There’s a point in some relationships where something happens. Something is said or done that catches you off guard, shocks you, makes you start questioning the person. Something so unexpected, long after you made yourself believe that nothing about this person could surprise you. But people surprise you, even someone you’ve known and loved all your life, who you thought could never act in certain manners, can turn around and do just that.
When this trust is betrayed, your image of this person is shattered. Some people are lucky, the shattered pieces may be large and few, easily able to be picked up and glued back together. It’s not the image you started with, it has its cracks and flaws, but it closely represents something you used to love, and might be able to love again.
Some people are unlucky, when their image is shattered, it falls to a million small pieces, and trying to pick them up will only result in you cutting yourself. You may look at the shattered pieces in disgust, wondering how you used to love something so broken, or you may sit there and cry, wanting so badly to put all the pieces back together, but the damage is beyond repair.
Regardless of whether you learn to love that person again, whether you leave them in disgust or spend your whole life mourning their shattered image, one thing is unavoidable: CHANGE. Things will change, and you will never look at that person the same way again. You will never see them with innocence, with unconditional love. You may never look at anyone like that again. not yourself, not the world surrounding you. It’s the cycle of human pain. Nothing will ever be the same.
Ernest Hemingway once said ” I’m not brave anymore, darling. I’m all broken. They’ve broken me.”

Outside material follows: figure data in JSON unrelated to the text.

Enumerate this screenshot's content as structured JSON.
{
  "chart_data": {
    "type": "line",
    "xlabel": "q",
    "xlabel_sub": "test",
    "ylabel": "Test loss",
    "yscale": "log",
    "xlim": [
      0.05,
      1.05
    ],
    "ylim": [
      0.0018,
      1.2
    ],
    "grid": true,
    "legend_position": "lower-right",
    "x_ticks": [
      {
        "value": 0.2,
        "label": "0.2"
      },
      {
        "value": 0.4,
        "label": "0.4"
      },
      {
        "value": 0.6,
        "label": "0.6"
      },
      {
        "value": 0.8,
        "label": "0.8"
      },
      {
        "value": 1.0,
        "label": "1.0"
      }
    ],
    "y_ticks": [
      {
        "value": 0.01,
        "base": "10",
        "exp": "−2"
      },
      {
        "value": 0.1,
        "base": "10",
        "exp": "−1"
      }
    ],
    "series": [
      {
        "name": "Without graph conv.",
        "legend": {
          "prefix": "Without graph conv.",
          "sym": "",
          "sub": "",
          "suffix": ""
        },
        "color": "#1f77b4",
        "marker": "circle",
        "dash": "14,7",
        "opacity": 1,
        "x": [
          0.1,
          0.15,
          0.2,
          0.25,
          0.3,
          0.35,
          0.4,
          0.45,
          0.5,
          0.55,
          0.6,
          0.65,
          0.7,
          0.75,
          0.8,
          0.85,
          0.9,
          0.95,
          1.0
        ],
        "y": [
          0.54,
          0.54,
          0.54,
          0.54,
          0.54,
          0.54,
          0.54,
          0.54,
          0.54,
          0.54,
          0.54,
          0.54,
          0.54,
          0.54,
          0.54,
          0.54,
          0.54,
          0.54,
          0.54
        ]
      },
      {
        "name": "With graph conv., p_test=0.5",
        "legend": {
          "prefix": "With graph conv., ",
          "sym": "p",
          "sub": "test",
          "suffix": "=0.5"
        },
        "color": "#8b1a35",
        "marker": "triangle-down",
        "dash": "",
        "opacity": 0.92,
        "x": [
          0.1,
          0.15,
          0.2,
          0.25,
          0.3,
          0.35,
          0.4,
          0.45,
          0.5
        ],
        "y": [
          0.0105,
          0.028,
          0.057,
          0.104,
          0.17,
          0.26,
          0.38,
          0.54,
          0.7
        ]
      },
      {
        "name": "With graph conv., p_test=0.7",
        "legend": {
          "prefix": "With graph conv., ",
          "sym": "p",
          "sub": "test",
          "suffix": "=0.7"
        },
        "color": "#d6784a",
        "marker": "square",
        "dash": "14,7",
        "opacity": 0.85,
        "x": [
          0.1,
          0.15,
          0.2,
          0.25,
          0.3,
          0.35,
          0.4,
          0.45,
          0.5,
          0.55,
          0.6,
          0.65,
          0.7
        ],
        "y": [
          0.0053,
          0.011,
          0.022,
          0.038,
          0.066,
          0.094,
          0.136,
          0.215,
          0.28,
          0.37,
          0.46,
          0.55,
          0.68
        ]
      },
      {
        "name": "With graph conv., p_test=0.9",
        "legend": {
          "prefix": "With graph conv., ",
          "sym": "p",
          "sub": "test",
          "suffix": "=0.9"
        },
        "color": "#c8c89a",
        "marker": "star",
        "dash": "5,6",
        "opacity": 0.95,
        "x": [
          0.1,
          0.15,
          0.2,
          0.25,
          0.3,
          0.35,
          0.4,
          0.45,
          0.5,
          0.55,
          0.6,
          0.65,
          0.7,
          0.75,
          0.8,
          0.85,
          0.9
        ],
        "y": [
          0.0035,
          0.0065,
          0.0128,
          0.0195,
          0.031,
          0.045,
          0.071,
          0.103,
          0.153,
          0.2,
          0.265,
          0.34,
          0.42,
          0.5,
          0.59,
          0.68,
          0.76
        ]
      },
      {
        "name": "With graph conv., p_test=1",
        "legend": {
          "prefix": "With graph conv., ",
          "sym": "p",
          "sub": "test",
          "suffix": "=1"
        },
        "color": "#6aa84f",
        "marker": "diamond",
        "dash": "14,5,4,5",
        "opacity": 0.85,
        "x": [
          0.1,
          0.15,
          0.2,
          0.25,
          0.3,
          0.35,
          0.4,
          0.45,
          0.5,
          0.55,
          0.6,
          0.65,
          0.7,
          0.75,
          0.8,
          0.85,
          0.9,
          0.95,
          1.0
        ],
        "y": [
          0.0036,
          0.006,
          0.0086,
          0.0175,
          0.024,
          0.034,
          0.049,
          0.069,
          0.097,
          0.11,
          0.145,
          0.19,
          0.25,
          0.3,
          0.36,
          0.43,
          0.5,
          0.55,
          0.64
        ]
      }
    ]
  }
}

I feel like Hemingway was going through my mind/thoughts when he said that. I’m afraid that I am broken beyond repair at this stage. I am a person who wants to be needed, and when no one needs me, I feel empty. You see, Im a paradox. I want to be happy, but I think of things that make me sad. I don’t like myself, but I also love who I am. I say I don’t care, but I really do. I crave attention, but reject it when it comes my way. Im a conflicted contradiction. If I can’t figure myself out, there no way anyone else has.